Binlerce kadının direnişleri ile sembol haline geldiklerini dile getiren Sultan, şöyle dedi: “Türk devletinin zulmünden dolayı 30 yıldır mülteciyiz. Önder Apo’nun paradigması sayesinde kendimizi yönetiyoruz ve geliştiriyoruz. Ancak içinde bulunduğumuz durum elbette yeterli değil. Kadınlar bugün kendini yönetebiliyor, mahalle, semt ve toplumu yönetebilir. Direnişimiz var ama yine zayıflıklarımız da var. Bizler de bu temelde 8 Mart’ı farklı etkinliklerle karşılıyoruz. 8 Mart bir direniş günü olarak biliniyor, kadınlar bir fabrikada yakıldı. Katliamdan sonra kadınlar faşizme karşı, devlete karşı baş kaldırdı. ‘Biz varız ve var olacağız’ dedi. Eğer bu gün kendimizi ifade edebiliyorsak bu bizim kadın mücadelecilerimiz sayesindedir. Zilan, Sara, Beritan, Evin Goyî ve başka arkadaşlar sayesinde bu. Beritan ihanet çizgisine karşı baş kaldırdı ve bizim için bir sembol oldu. Binlerce kadın arkadaş Kürt kadınların devriminin öncüsü oldu. Bizler de onların çizgisinde yürüyoruz.
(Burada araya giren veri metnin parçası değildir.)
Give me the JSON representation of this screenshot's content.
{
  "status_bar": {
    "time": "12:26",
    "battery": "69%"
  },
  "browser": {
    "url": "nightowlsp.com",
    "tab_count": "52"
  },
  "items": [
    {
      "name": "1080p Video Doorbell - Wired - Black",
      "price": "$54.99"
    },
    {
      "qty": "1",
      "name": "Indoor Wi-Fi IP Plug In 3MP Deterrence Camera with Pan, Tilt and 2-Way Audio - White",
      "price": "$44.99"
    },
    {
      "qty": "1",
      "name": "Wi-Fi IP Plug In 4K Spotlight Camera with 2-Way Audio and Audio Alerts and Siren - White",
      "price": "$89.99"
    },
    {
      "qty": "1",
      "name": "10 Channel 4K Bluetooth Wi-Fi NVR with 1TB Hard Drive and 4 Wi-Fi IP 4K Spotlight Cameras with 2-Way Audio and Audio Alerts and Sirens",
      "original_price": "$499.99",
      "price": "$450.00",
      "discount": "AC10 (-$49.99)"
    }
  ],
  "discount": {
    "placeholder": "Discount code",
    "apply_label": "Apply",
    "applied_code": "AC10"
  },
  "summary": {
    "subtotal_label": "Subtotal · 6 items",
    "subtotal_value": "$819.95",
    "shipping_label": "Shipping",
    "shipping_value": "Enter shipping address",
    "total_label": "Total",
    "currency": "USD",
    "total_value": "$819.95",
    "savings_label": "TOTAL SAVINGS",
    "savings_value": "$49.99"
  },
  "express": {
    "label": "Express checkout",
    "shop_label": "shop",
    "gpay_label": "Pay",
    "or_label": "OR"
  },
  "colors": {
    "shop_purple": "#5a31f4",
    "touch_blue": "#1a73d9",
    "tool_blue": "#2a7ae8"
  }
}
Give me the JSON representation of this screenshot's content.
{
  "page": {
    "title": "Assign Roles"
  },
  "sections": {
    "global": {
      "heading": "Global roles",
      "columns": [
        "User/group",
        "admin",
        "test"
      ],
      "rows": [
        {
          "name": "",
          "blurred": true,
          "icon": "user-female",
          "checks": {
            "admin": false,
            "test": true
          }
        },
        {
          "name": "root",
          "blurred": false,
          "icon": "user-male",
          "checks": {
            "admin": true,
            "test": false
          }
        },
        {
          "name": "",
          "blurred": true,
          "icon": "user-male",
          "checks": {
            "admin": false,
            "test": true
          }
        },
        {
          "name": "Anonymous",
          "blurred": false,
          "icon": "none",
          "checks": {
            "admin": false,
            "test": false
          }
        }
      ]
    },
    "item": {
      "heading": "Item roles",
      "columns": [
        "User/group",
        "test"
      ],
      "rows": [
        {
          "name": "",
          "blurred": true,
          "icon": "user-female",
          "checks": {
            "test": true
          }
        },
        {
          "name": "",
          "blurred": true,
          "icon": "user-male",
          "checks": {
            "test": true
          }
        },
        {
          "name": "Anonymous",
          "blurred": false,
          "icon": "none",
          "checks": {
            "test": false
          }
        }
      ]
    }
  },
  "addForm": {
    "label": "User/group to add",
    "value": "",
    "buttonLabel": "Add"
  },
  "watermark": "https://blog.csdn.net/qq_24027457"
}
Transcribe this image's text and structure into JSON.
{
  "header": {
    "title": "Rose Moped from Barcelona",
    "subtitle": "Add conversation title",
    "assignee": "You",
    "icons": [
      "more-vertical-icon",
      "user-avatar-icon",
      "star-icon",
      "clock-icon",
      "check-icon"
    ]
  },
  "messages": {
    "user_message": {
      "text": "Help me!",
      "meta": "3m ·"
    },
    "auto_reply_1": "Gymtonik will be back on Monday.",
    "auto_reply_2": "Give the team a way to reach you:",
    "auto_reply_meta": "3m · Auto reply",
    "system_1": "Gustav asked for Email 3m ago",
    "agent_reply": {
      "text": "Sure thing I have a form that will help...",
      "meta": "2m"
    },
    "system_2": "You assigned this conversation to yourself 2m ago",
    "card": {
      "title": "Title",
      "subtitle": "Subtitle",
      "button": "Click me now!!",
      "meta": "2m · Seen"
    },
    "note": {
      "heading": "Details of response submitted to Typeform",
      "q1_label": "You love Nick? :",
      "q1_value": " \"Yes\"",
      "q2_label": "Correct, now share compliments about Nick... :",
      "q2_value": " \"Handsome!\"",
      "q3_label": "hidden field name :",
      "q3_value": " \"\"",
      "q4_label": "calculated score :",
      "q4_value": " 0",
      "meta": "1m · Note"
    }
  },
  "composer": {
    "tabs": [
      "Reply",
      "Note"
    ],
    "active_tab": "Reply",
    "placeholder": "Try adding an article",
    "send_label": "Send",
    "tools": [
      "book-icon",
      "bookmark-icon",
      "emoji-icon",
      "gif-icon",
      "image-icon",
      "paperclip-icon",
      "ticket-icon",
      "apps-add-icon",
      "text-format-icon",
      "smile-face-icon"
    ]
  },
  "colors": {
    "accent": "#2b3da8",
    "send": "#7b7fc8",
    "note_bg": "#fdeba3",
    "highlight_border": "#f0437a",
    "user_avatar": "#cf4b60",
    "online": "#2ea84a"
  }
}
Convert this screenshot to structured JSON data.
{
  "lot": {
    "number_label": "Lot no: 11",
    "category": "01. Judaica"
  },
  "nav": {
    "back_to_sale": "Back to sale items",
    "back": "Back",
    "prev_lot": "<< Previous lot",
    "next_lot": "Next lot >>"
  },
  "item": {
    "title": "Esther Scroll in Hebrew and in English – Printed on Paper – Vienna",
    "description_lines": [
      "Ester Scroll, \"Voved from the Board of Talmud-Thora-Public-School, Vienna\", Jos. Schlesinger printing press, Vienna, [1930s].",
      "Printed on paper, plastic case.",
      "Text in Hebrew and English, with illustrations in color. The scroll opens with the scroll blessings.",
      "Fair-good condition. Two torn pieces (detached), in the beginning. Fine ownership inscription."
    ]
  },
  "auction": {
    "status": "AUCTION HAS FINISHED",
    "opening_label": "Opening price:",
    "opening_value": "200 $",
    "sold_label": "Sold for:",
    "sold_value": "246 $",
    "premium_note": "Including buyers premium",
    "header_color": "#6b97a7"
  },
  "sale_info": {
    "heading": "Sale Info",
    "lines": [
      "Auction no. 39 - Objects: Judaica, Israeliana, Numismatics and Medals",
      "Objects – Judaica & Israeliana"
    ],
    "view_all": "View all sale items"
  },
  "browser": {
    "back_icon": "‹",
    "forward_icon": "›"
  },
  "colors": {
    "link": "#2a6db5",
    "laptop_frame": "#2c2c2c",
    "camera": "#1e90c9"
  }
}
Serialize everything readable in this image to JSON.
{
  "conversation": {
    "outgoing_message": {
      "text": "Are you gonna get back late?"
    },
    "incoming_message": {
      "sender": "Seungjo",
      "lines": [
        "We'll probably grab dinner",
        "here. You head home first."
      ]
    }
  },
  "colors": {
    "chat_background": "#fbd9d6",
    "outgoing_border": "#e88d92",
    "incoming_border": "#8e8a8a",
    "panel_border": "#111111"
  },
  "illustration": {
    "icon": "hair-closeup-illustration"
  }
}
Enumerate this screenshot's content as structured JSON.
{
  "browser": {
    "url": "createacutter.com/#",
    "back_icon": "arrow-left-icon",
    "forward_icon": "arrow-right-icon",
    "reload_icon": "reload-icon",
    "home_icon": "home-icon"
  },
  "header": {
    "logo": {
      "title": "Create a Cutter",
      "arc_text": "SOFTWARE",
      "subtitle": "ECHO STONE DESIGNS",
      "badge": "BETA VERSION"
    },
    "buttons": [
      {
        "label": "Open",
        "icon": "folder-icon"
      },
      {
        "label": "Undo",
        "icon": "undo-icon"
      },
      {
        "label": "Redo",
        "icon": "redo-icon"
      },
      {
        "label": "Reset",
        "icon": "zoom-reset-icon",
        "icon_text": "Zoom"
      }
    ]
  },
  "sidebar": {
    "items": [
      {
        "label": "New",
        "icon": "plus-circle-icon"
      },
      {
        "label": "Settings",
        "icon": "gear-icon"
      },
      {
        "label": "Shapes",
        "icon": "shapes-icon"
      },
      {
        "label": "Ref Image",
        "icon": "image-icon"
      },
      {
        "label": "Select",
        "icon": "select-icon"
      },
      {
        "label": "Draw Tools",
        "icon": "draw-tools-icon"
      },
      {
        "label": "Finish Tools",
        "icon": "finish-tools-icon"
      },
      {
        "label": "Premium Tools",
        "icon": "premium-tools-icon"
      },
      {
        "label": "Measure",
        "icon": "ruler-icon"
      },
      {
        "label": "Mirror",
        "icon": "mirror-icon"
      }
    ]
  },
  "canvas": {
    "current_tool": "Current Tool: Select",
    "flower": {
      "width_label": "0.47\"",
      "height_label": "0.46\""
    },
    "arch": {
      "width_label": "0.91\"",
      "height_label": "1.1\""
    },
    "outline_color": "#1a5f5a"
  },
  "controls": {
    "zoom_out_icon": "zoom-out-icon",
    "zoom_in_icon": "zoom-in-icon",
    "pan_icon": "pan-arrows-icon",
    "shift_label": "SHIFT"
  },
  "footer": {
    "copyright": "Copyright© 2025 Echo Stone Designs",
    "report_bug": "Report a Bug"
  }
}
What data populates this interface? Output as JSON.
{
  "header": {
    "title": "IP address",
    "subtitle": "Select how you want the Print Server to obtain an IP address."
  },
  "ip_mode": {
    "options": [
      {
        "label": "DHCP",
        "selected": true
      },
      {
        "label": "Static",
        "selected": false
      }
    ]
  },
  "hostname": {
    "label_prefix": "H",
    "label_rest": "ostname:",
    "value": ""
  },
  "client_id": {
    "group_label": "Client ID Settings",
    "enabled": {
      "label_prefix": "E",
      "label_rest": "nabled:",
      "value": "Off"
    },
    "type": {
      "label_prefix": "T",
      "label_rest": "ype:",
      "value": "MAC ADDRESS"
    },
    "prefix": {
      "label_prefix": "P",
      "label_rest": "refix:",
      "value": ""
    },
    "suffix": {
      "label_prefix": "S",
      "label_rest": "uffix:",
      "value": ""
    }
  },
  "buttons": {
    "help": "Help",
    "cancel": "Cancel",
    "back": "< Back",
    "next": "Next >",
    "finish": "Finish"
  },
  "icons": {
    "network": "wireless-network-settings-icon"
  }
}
Eğer bir kadın katledilirse, şiddete uğrarsa, işkenceye maruz kalırsa, hakları ihlal edilirse tüm bunlar biz Kürt kadınlar için mücadele gerekçesi oluyor. Bizim için tüm kadınlar aynı, dil, din, ulus ayrımı yapmıyoruz.” 
 
‘Önderliğimizin özgürlüğünü istiyoruz’
 
8 Mart’a doğru giderken PKK Lideri Abdullah Öcalan’a yönelik tecride de dikkat çeken Sultan, “Önderliğimiz 25 yıldır tutsak. Uluslararası bir komplo ile esir alındı. 3 yıldır da hiçbir haber alınamıyor. Aile ve avukatların gitmesine izin verilmiyor. Türk devleti Önderliğimizin sesinin duyulmasını istemiyor. Bizler de buna karşı Önderliğimizle yaşıyoruz ve onu anlamak istiyoruz. Ailenin ve avukatların gitmesini değil özgür olmasını istiyoruz. Sadece Kürtler ve Kürt kadınlar değil tüm dünyada Önder Apo’nun özgürlüğü için bir girişim var. Kampanya başlatıldı. Bizler de önderliğimiz için birlik olmalıyız. Önder Apo sadece Kürt kadınlar için değil tüm kadınlar ve ezilen halklar için önemli. Bizler bu yüzden sesimizi yükseltmeliyiz, eylemlerimizi çoğaltmalıyız ve Önder Apo’yu özgürleştirmeliyiz” dedi. 
 
Jin jiyan azadî…
 
Sultan son olarak şunları dile getirdi: “Bu 8 Mart’ın Önder Apo’nun özgürlüğüne vesile olmasını istiyoruz. Bizler sesimiz ve rengimizle önderliğimizi özgürleştireceğiz. Eğer bu gün haklarımız varsa, rahat bir şekilde konuşabiliyorsak, duygu ve düşüncelerimizi dile getirebiliyorsak bu Önder Apo sayesinde. Ona borçluyuz. Ben Önder Apo’nun, her alanda direnenlerin ve tüm dünya kadınlarının 8 Mart’ını kutluyorum. Jin jiyan azadî diyoruz ve önderliksiz yaşam olmaz diyoruz.”